5 cloves garlic, peeled
3 scallions or half a small onion cut into small pieces
1 can of black beans, rinsed and drained (15 oz)
1 ripe avocado, peeled and pitted
3 ripe tomatoes
1 fresh lime, the equivalent of about 2 tablespoons of juice
1/2 teaspoon chili powder (we usually add more, but you can adjust to taste)
1/4 teaspoon of salt (we are not big salt users, but in this case we usually add a bit more)
Puree all the ingredients in a blender or food processor. Spread on the dehydrator trays.
This dehydrates very fast at 145 degrees. Usually under 12 hours.
Break into small pieces then vacuum seal and you are good to go.
Place the dehydrated beans in a pot or bowl, add water to cover. You want this to be thick enough to go in a Burrito, so start off with less water than you think you need and adjust. You don’t need to heat the beans, but you can if you want.

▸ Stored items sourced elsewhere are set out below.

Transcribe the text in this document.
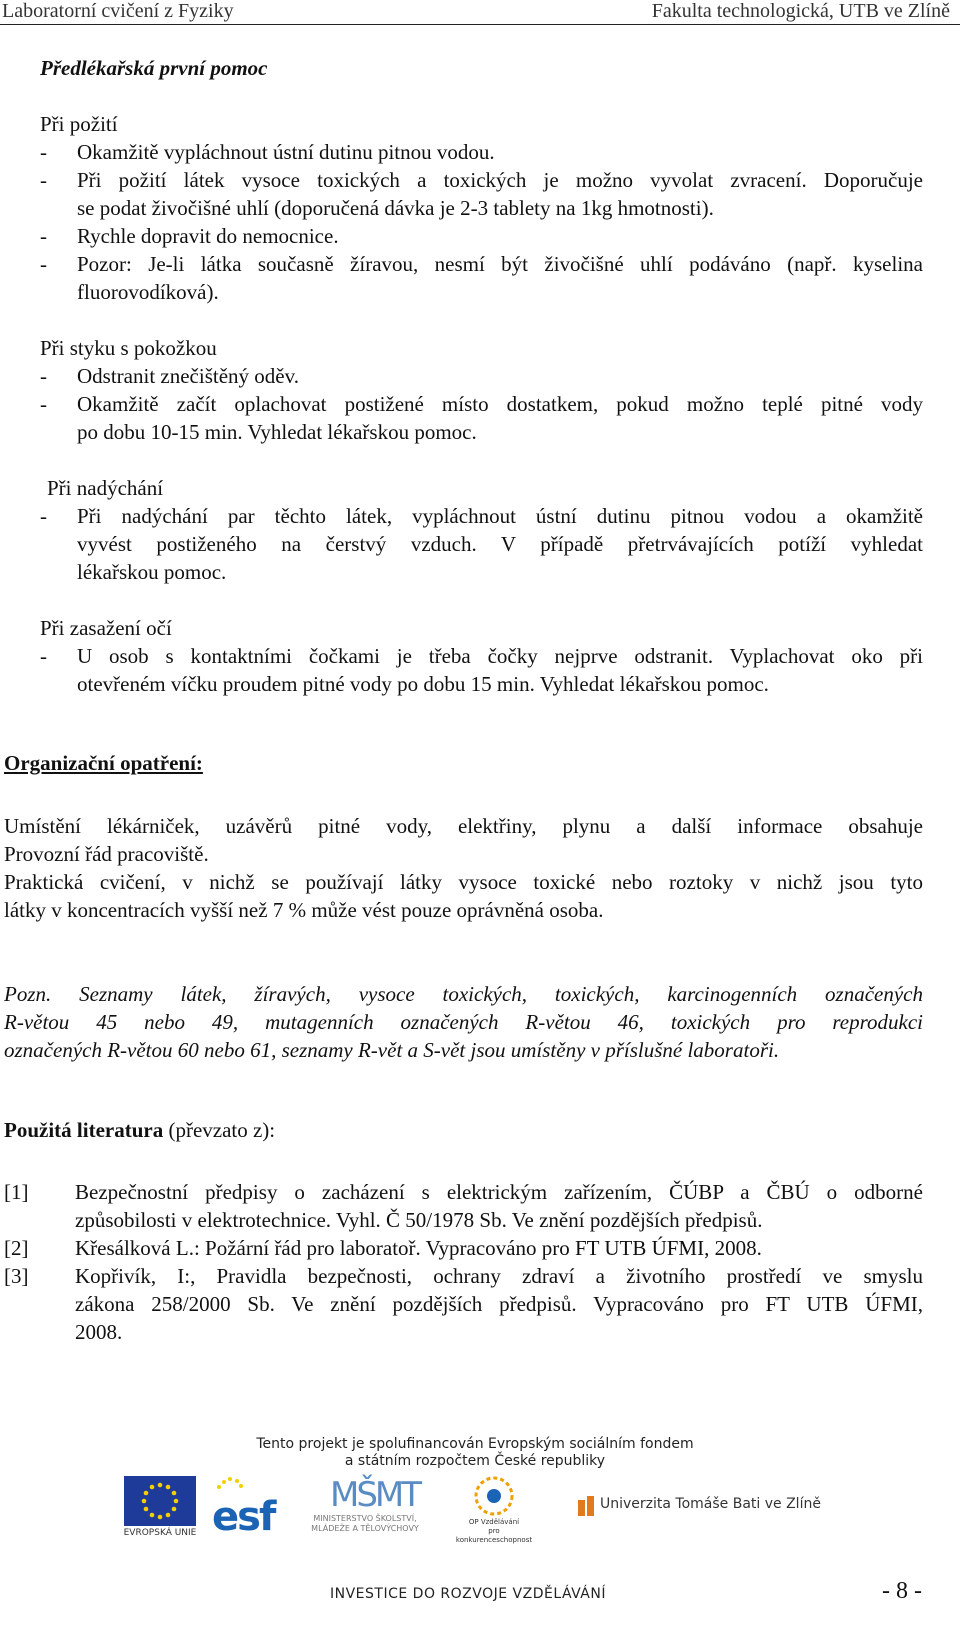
Laboratorní cvičení z Fyziky	Fakulta technologická, UTB ve Zlíně
Předlékařská první pomoc
Při požití
- Okamžitě vypláchnout ústní dutinu pitnou vodou.
- Při požití látek vysoce toxických a toxických je možno vyvolat zvracení. Doporučuje
se podat živočišné uhlí (doporučená dávka je 2-3 tablety na 1kg hmotnosti).
- Rychle dopravit do nemocnice.
- Pozor: Je-li látka současně žíravou, nesmí být živočišné uhlí podáváno (např. kyselina
fluorovodíková).
Při styku s pokožkou
- Odstranit znečištěný oděv.
- Okamžitě začít oplachovat postižené místo dostatkem, pokud možno teplé pitné vody
po dobu 10-15 min. Vyhledat lékařskou pomoc.
Při nadýchání
- Při nadýchání par těchto látek, vypláchnout ústní dutinu pitnou vodou a okamžitě
vyvést postiženého na čerstvý vzduch. V případě přetrvávajících potíží vyhledat
lékařskou pomoc.
Při zasažení očí
- U osob s kontaktními čočkami je třeba čočky nejprve odstranit. Vyplachovat oko při
otevřeném víčku proudem pitné vody po dobu 15 min. Vyhledat lékařskou pomoc.
Organizační opatření:
Umístění lékárniček, uzávěrů pitné vody, elektřiny, plynu a další informace obsahuje
Provozní řád pracoviště.
Praktická cvičení, v nichž se používají látky vysoce toxické nebo roztoky v nichž jsou tyto
látky v koncentracích vyšší než 7 % může vést pouze oprávněná osoba.
Pozn. Seznamy látek, žíravých, vysoce toxických, toxických, karcinogenních označených
R-větou 45 nebo 49, mutagenních označených R-větou 46, toxických pro reprodukci
označených R-větou 60 nebo 61, seznamy R-vět a S-vět jsou umístěny v příslušné laboratoři.
Použitá literatura (převzato z):
[1] Bezpečnostní předpisy o zacházení s elektrickým zařízením, ČÚBP a ČBÚ o odborné
způsobilosti v elektrotechnice. Vyhl. Č 50/1978 Sb. Ve znění pozdějších předpisů.
[2] Křesálková L.: Požární řád pro laboratoř. Vypracováno pro FT UTB ÚFMI, 2008.
[3] Kopřivík, I:, Pravidla bezpečnosti, ochrany zdraví a životního prostředí ve smyslu
zákona 258/2000 Sb. Ve znění pozdějších předpisů. Vypracováno pro FT UTB ÚFMI,
2008.
Tento projekt je spolufinancován Evropským sociálním fondem
a státním rozpočtem České republiky
EVROPSKÁ UNIE esf MŠMT
MINISTERSTVO ŠKOLSTVÍ,
MLÁDEŽE A TĚLOVÝCHOVY
OP Vzdělávání
pro konkurenceschopnost
Univerzita Tomáše Bati ve Zlíně
INVESTICE DO ROZVOJE VZDĚLÁVÁNÍ	- 8 -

Make the rice and prepare the salsa (fresh or dehydrated). On a tortilla wrap, layer the beans, rice and salsa.
Short Trips: We make fresh salsa and take an avocado that we slice and add. We also use Basmati Minute Rice (the 10 minute kind that you can buy in individual packets).
Long Trip: We use dehydrated salsa, and instant rice (ready in 1 minute). We try to time it, so that we have fresh avocado, but that doesn’t always happen.
Now we need to figure out how to dehydrate sour cream.
Tip: If you are taking tortilla wraps on a long trip, at home, open the package and add a layer of parchment paper between each wrap. This keeps them from sticking together when they are squished in your food barrel. Another great discovery by my brother-in-law.
We also take the Pringles ‘Nachos’ but I am starting to think it is time to let this go. Someone on our trip brought ‘real’ nachos in a re-purposed milk carton and it was so nice.